Lima menit yang lalu, ia masih merangkak kesana kemari. Bermain dengan boneka beruang besar kesayangannya. Kadang tangan kecilnya penasaran ingin memencet tungkai dispenser. Kemarin saat aku lengah, rupanya ia mencoba, dan senang. Ada air keluar dari sana. Saat aku menoleh, bajunya sudah basah. Aku ingin marah, tapi kemarahanku sirna ketika melihatnya tertawa dan bertepuk tangan.
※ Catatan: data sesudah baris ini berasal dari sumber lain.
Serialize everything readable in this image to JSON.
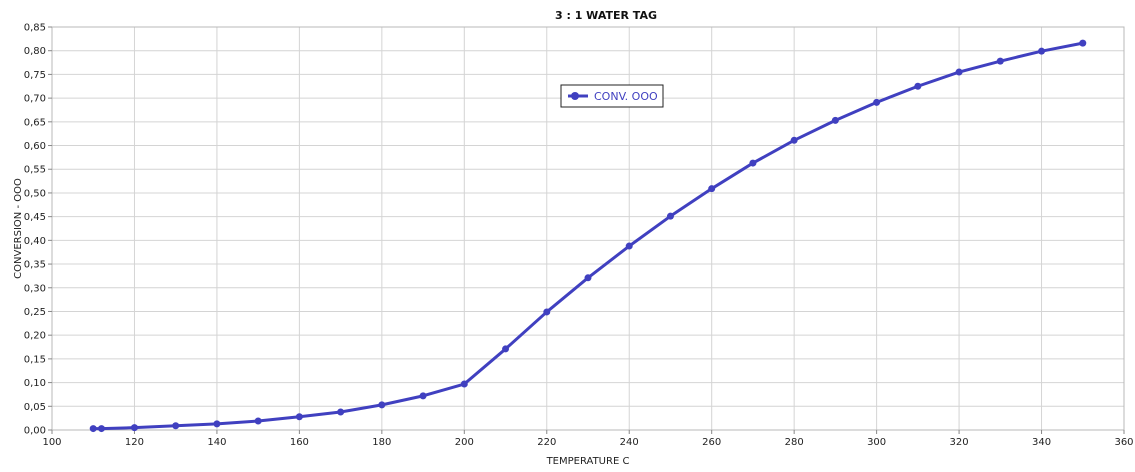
{
  "chart_data": {
    "type": "line",
    "title": "3 : 1 WATER TAG",
    "xlabel": "TEMPERATURE C",
    "ylabel": "CONVERSION - OOO",
    "xlim": [
      100,
      360
    ],
    "ylim": [
      0,
      0.85
    ],
    "x_ticks": [
      "100",
      "120",
      "140",
      "160",
      "180",
      "200",
      "220",
      "240",
      "260",
      "280",
      "300",
      "320",
      "340",
      "360"
    ],
    "y_ticks": [
      "0,00",
      "0,05",
      "0,10",
      "0,15",
      "0,20",
      "0,25",
      "0,30",
      "0,35",
      "0,40",
      "0,45",
      "0,50",
      "0,55",
      "0,60",
      "0,65",
      "0,70",
      "0,75",
      "0,80",
      "0,85"
    ],
    "grid": true,
    "legend_position": "top-center",
    "series": [
      {
        "name": "CONV. OOO",
        "color": "#4040c0",
        "x": [
          110,
          112,
          120,
          130,
          140,
          150,
          160,
          170,
          180,
          190,
          200,
          210,
          220,
          230,
          240,
          250,
          260,
          270,
          280,
          290,
          300,
          310,
          320,
          330,
          340,
          350
        ],
        "y": [
          0.003,
          0.003,
          0.005,
          0.009,
          0.013,
          0.019,
          0.028,
          0.038,
          0.053,
          0.072,
          0.097,
          0.171,
          0.249,
          0.321,
          0.388,
          0.451,
          0.509,
          0.563,
          0.611,
          0.653,
          0.691,
          0.725,
          0.755,
          0.778,
          0.799,
          0.816
        ]
      }
    ]
  }
}
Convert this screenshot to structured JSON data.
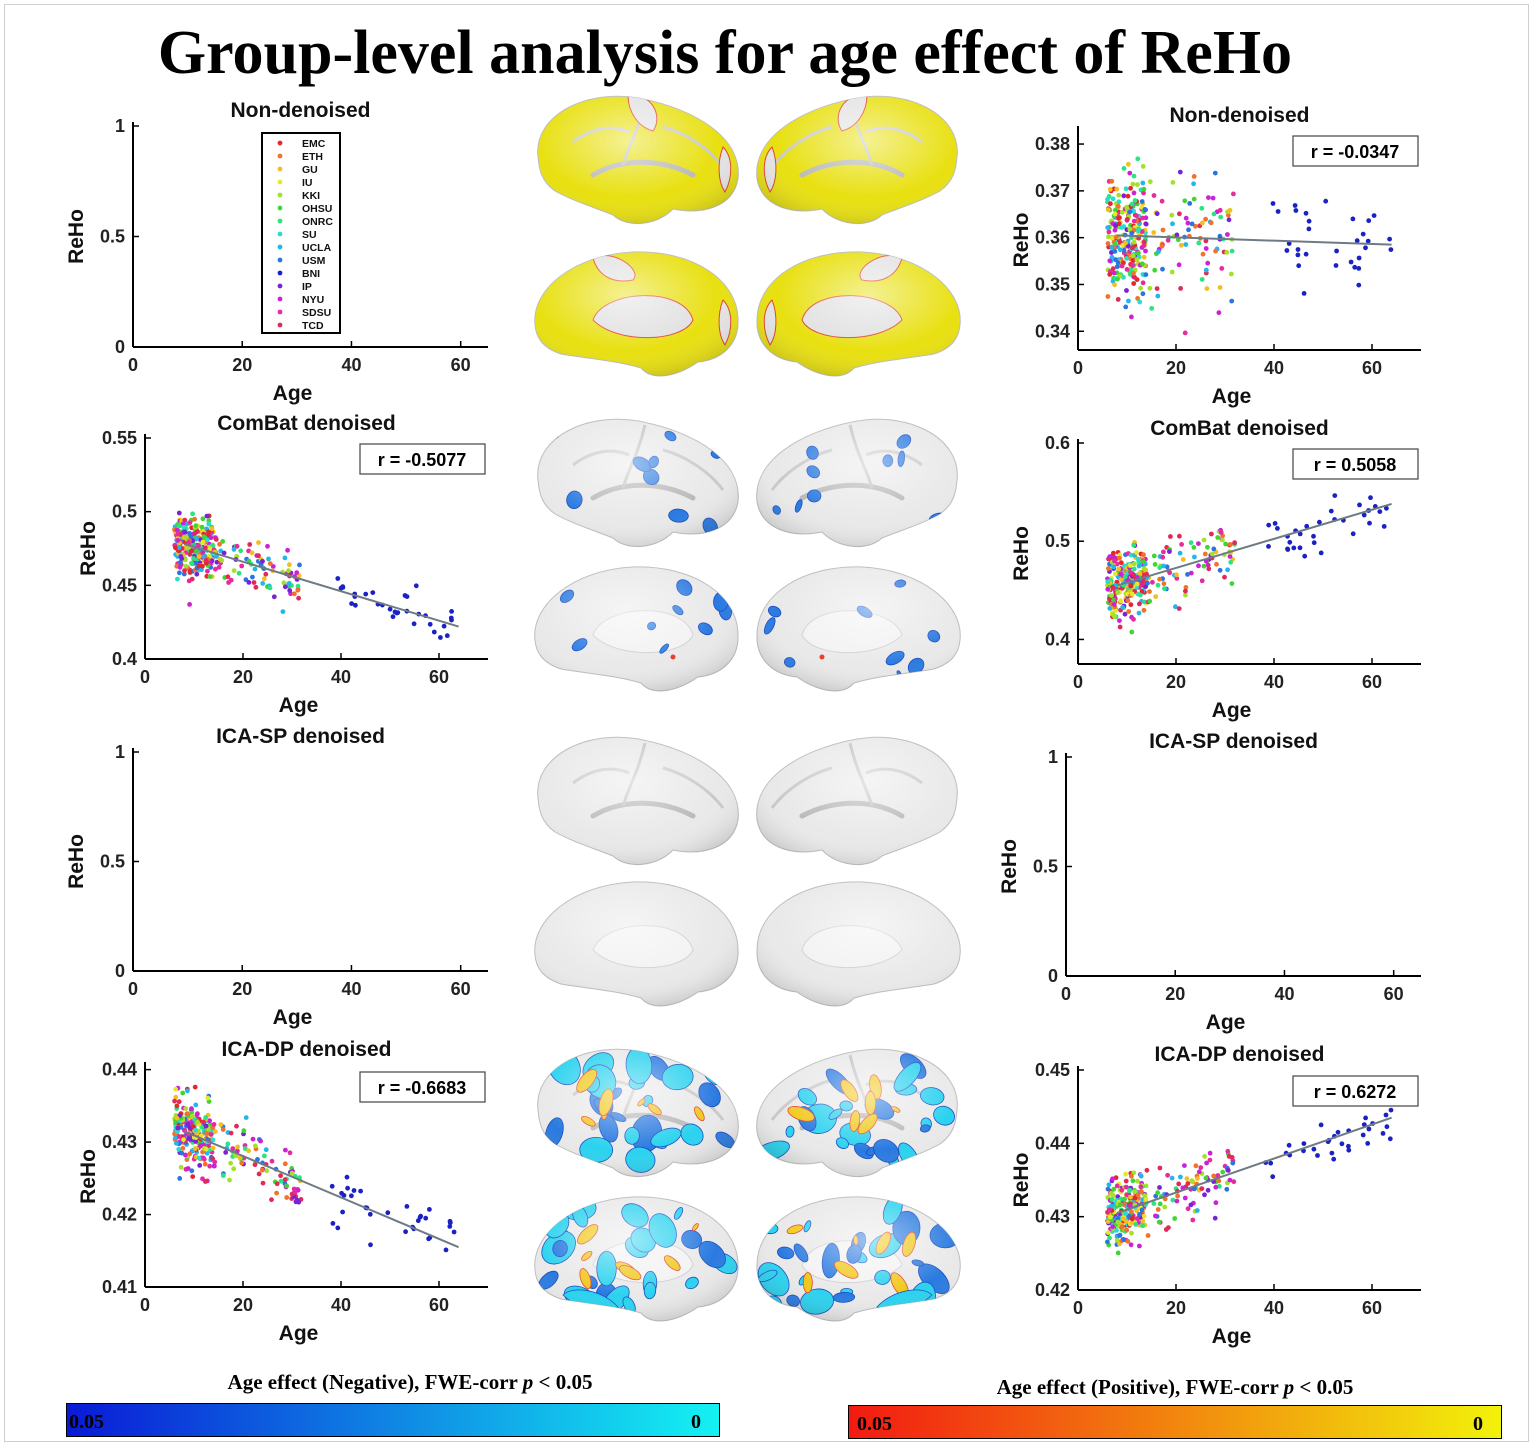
{
  "title": "Group-level analysis for age effect of ReHo",
  "colors": {
    "sites": {
      "EMC": "#e2282c",
      "ETH": "#f2722a",
      "GU": "#f1bf1e",
      "IU": "#e8e82a",
      "KKI": "#a3e22a",
      "OHSU": "#3fd632",
      "ONRC": "#2ae482",
      "SU": "#2adccf",
      "UCLA": "#22b6ec",
      "USM": "#2a74e4",
      "BNI": "#1a22c6",
      "IP": "#7a22d6",
      "NYU": "#cc22d6",
      "SDSU": "#e62aa0",
      "TCD": "#e22a58"
    },
    "fit_line": "#6e7b84",
    "brain_base": "#e9e9e9",
    "brain_yellow": "#e8e010",
    "neg_cluster": "#2a7ae0",
    "neg_cluster_light": "#2ad2ee",
    "pos_cluster": "#f0c81a",
    "pos_cluster_edge": "#e2402a"
  },
  "legend": {
    "sites": [
      "EMC",
      "ETH",
      "GU",
      "IU",
      "KKI",
      "OHSU",
      "ONRC",
      "SU",
      "UCLA",
      "USM",
      "BNI",
      "IP",
      "NYU",
      "SDSU",
      "TCD"
    ]
  },
  "colorbars": {
    "negative": {
      "label_prefix": "Age effect (Negative), FWE-corr ",
      "label_p": "p",
      "label_suffix": " < 0.05",
      "left_tick": "0.05",
      "right_tick": "0",
      "from": "#0a1ad6",
      "to": "#14f2f2"
    },
    "positive": {
      "label_prefix": "Age effect (Positive), FWE-corr ",
      "label_p": "p",
      "label_suffix": " < 0.05",
      "left_tick": "0.05",
      "right_tick": "0",
      "from": "#f21a12",
      "to": "#f2f20a"
    }
  },
  "brain_rows": [
    {
      "name": "non-denoised",
      "mode": "yellow"
    },
    {
      "name": "combat-denoised",
      "mode": "sparse-negative"
    },
    {
      "name": "ica-sp-denoised",
      "mode": "none"
    },
    {
      "name": "ica-dp-denoised",
      "mode": "mixed"
    }
  ],
  "chart_data": [
    {
      "id": "nd-neg",
      "type": "scatter",
      "title": "Non-denoised",
      "xlabel": "Age",
      "ylabel": "ReHo",
      "xlim": [
        0,
        65
      ],
      "ylim": [
        0,
        1
      ],
      "xticks": [
        0,
        20,
        40,
        60
      ],
      "yticks": [
        0,
        0.5,
        1
      ],
      "ytick_labels": [
        "0",
        "0.5",
        "1"
      ],
      "r_label": "",
      "legend": true,
      "trend": null,
      "points": "none"
    },
    {
      "id": "nd-pos",
      "type": "scatter",
      "title": "Non-denoised",
      "xlabel": "Age",
      "ylabel": "ReHo",
      "xlim": [
        0,
        70
      ],
      "ylim": [
        0.336,
        0.383
      ],
      "xticks": [
        0,
        20,
        40,
        60
      ],
      "yticks": [
        0.34,
        0.35,
        0.36,
        0.37,
        0.38
      ],
      "ytick_labels": [
        "0.34",
        "0.35",
        "0.36",
        "0.37",
        "0.38"
      ],
      "r_label": "r = -0.0347",
      "legend": false,
      "trend": {
        "x": [
          8,
          64
        ],
        "y": [
          0.3605,
          0.3585
        ]
      },
      "points": "generated",
      "spread": 0.012
    },
    {
      "id": "cb-neg",
      "type": "scatter",
      "title": "ComBat denoised",
      "xlabel": "Age",
      "ylabel": "ReHo",
      "xlim": [
        0,
        70
      ],
      "ylim": [
        0.4,
        0.55
      ],
      "xticks": [
        0,
        20,
        40,
        60
      ],
      "yticks": [
        0.4,
        0.45,
        0.5,
        0.55
      ],
      "ytick_labels": [
        "0.4",
        "0.45",
        "0.5",
        "0.55"
      ],
      "r_label": "r = -0.5077",
      "legend": false,
      "trend": {
        "x": [
          8,
          64
        ],
        "y": [
          0.478,
          0.422
        ]
      },
      "points": "generated",
      "spread": 0.018
    },
    {
      "id": "cb-pos",
      "type": "scatter",
      "title": "ComBat denoised",
      "xlabel": "Age",
      "ylabel": "ReHo",
      "xlim": [
        0,
        70
      ],
      "ylim": [
        0.375,
        0.6
      ],
      "xticks": [
        0,
        20,
        40,
        60
      ],
      "yticks": [
        0.4,
        0.5,
        0.6
      ],
      "ytick_labels": [
        "0.4",
        "0.5",
        "0.6"
      ],
      "r_label": "r = 0.5058",
      "legend": false,
      "trend": {
        "x": [
          8,
          64
        ],
        "y": [
          0.455,
          0.538
        ]
      },
      "points": "generated",
      "spread": 0.03
    },
    {
      "id": "sp-neg",
      "type": "scatter",
      "title": "ICA-SP denoised",
      "xlabel": "Age",
      "ylabel": "ReHo",
      "xlim": [
        0,
        65
      ],
      "ylim": [
        0,
        1
      ],
      "xticks": [
        0,
        20,
        40,
        60
      ],
      "yticks": [
        0,
        0.5,
        1
      ],
      "ytick_labels": [
        "0",
        "0.5",
        "1"
      ],
      "r_label": "",
      "legend": false,
      "trend": null,
      "points": "none"
    },
    {
      "id": "sp-pos",
      "type": "scatter",
      "title": "ICA-SP denoised",
      "xlabel": "Age",
      "ylabel": "ReHo",
      "xlim": [
        0,
        65
      ],
      "ylim": [
        0,
        1
      ],
      "xticks": [
        0,
        20,
        40,
        60
      ],
      "yticks": [
        0,
        0.5,
        1
      ],
      "ytick_labels": [
        "0",
        "0.5",
        "1"
      ],
      "r_label": "",
      "legend": false,
      "trend": null,
      "points": "none"
    },
    {
      "id": "dp-neg",
      "type": "scatter",
      "title": "ICA-DP denoised",
      "xlabel": "Age",
      "ylabel": "ReHo",
      "xlim": [
        0,
        70
      ],
      "ylim": [
        0.41,
        0.4405
      ],
      "xticks": [
        0,
        20,
        40,
        60
      ],
      "yticks": [
        0.41,
        0.42,
        0.43,
        0.44
      ],
      "ytick_labels": [
        "0.41",
        "0.42",
        "0.43",
        "0.44"
      ],
      "r_label": "r = -0.6683",
      "legend": false,
      "trend": {
        "x": [
          8,
          64
        ],
        "y": [
          0.4315,
          0.4155
        ]
      },
      "points": "generated",
      "spread": 0.0042
    },
    {
      "id": "dp-pos",
      "type": "scatter",
      "title": "ICA-DP denoised",
      "xlabel": "Age",
      "ylabel": "ReHo",
      "xlim": [
        0,
        70
      ],
      "ylim": [
        0.42,
        0.45
      ],
      "xticks": [
        0,
        20,
        40,
        60
      ],
      "yticks": [
        0.42,
        0.43,
        0.44,
        0.45
      ],
      "ytick_labels": [
        "0.42",
        "0.43",
        "0.44",
        "0.45"
      ],
      "r_label": "r = 0.6272",
      "legend": false,
      "trend": {
        "x": [
          8,
          64
        ],
        "y": [
          0.4305,
          0.4435
        ]
      },
      "points": "generated",
      "spread": 0.0042
    }
  ]
}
Usianya baru genap setahun lewat beberapa hari. Belum bisa benar berjalan, namun sudah tumbuh 4 gigi yang kecil-kecil. Celotehnya juga selalu ramaikan rumah kami. Lagu kegemarannya adalah Pelangi, Naik-naik ke puncak gunung, dan lagu-lagu sholawatan. Ketika berada di gendonganku dan ingin tidur, aku pasti menyanyikannya lembut. Ia suka itu. Aku tahu dari pelukannya yang semakin erat di tanganku.
Seperti sekarang.
Setelah lelah bermain dan aku sudah kewalahan mengejarnya kesana kemari, ia merebahkan kepalanya di dadaku. Aku mengayunkan gendongan perlahan, sambil menyanyikan lagu-lagu kesukaanya. Sambil menunggu ayahnya pulang bekerja. Aku menghela nafas panjang. Dalam hatiku aku bergumam, 'Aku dan ayahmu menyayangimu karena Allah, Nak. Tak akan kubiarkan kau susah di hari depan nanti. Aku dan ayahmu akan selalu menguntai kebahagiaan untuk kau gunakan ketika bertemu dengan dunia. Meskipun kau tidak berasal dari rahimku, namun kau sama seperti saudara kandungmu kelak. Dinginnya udara pagi saat aku menemukanmu kala itu, adalah hari terakhir kau merasakan kesedihan. Ingatlah itu Nak, aku mencintaimu seperti aku mencintai nyawaku sendiri.'
Ku kecup dahinya yang mungil.
Anakku sudah pulas tertidur. Dan tersenyum.